Comme si ces paroles n'avaient fait que l'encourager, il chanta de plus belle, encore un peu plus fort. Cole le prit par derrière et lui ferma la bouche de la main tout en le maintenant solidement entre ses bras. Il s'agita, se débattit comme un beau diable, mais Cole réussit à le ramener sur le trottoir où il le laissa choir.
-Qu'est-ce qui vous a pris, bon sang ?
Visiblement éprouvé par son acte, l'homme leva sur lui un regard perdu.

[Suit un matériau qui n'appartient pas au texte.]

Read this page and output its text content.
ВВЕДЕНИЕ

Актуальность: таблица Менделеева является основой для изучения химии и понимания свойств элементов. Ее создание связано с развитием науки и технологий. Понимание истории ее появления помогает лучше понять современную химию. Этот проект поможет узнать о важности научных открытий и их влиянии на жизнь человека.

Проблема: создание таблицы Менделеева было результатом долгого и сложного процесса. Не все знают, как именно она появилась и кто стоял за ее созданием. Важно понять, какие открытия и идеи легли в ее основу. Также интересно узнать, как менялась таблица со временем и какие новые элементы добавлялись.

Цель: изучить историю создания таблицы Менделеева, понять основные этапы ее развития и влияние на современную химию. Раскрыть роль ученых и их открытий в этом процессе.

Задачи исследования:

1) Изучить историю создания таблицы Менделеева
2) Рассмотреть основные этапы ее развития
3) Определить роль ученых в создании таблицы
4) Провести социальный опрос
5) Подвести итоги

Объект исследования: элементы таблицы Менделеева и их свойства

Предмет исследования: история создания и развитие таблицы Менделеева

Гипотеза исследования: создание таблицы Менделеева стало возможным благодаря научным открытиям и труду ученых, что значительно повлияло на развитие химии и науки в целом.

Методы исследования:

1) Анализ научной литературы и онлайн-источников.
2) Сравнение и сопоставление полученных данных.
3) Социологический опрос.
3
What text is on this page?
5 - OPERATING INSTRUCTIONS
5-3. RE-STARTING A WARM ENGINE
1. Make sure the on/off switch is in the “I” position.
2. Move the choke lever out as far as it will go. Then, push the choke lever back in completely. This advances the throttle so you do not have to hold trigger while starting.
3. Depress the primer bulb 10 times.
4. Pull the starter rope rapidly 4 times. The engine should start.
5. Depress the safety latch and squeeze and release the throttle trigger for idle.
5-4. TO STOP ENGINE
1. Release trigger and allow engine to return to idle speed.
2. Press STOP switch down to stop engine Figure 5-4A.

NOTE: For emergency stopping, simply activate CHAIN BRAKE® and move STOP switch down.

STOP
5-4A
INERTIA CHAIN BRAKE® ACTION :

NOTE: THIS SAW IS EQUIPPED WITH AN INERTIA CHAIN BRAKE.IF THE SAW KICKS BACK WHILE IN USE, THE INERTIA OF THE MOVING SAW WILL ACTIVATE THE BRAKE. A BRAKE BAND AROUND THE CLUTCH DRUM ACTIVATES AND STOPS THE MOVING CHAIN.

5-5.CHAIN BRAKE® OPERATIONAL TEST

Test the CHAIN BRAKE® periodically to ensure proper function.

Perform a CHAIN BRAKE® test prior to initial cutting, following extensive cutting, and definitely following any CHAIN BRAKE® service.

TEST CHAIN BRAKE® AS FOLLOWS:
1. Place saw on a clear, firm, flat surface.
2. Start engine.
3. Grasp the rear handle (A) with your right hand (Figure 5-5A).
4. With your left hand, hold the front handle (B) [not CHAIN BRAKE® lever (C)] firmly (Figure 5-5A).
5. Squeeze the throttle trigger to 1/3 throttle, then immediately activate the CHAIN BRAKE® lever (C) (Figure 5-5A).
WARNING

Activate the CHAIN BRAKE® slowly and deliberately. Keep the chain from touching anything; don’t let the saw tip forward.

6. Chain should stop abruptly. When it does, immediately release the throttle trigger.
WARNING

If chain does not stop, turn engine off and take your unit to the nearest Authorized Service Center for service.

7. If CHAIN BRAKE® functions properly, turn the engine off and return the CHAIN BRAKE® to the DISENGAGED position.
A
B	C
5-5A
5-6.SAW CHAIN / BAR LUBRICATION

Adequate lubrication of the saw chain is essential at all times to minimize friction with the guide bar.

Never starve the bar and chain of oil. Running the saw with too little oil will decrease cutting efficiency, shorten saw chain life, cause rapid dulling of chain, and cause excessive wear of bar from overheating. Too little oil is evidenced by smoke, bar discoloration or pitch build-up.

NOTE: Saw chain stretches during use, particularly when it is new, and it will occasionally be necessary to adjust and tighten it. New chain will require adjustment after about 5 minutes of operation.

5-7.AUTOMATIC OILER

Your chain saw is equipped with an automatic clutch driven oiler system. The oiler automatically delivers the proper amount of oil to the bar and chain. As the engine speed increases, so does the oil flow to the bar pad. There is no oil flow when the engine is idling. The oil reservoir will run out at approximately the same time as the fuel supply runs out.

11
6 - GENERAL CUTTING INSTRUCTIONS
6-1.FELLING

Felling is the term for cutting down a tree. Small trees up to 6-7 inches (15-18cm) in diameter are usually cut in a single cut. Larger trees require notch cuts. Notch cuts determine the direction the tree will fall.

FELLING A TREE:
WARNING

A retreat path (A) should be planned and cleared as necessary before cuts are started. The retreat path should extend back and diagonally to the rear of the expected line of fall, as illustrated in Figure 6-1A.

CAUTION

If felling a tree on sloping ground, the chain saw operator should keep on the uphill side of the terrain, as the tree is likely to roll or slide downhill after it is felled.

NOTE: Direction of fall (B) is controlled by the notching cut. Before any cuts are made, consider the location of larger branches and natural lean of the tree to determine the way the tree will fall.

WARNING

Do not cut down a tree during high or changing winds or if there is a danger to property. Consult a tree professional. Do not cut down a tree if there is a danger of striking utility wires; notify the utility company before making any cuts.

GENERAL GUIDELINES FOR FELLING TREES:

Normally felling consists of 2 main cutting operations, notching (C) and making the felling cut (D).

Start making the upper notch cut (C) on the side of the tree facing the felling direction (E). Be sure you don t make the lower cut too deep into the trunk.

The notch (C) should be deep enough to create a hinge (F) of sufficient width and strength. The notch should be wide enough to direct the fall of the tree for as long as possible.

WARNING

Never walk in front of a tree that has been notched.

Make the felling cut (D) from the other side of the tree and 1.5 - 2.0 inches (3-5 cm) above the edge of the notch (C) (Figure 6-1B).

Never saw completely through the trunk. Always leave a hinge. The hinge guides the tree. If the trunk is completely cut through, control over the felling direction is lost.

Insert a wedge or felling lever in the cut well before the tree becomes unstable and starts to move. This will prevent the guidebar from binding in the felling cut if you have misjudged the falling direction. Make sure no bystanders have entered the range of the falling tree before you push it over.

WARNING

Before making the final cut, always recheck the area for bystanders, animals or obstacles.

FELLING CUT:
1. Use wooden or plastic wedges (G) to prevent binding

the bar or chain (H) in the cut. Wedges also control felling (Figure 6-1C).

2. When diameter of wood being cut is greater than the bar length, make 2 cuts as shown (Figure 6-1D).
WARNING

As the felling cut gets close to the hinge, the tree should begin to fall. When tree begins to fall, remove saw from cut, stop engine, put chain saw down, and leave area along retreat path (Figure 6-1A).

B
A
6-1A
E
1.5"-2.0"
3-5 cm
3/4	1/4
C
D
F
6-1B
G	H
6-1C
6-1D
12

-Répondez-moi ; intima Cole.
-Je ne sais pas…Elle m'a demandé d'aller chanter l'hymne national au milieu de …
-Quoi ?
Devant l'absurdité d'une telle réponse, Cole voulut s'en aller ; mais quelque chose le retint.
-Qui vous a demandé d'aller chanter l'hymne ?
Il mit du temps à rassembler ses esprits.
-C'est …Eden.
Cole ouvrit de grands yeux. Elle lui avait dit d'aller chanter l'hymne national et il s'était exécuté ? Et avec une telle fidélité, comme la révérence qu'il lui avait faite avant de sortir du bar.
Cet homme était-il fou ? Ou alors c'était un amour inconsidéré qu'il lui vouait. Tout cela n'avait aucun sens.
L'homme en question se releva avec peine et Cole le regarda s'éloigner lentement, en marchant péniblement. « Elle m'a demandé d'aller chanter l'hymne national ». Eden ? Il voulut rentrer dans le bar pour l'interroger ; mais il se rendit immédiatement compte de la gaucherie de son geste. Cet homme était probablement givré; se dit-il haussant les épaules et en prenant lui aussi le large.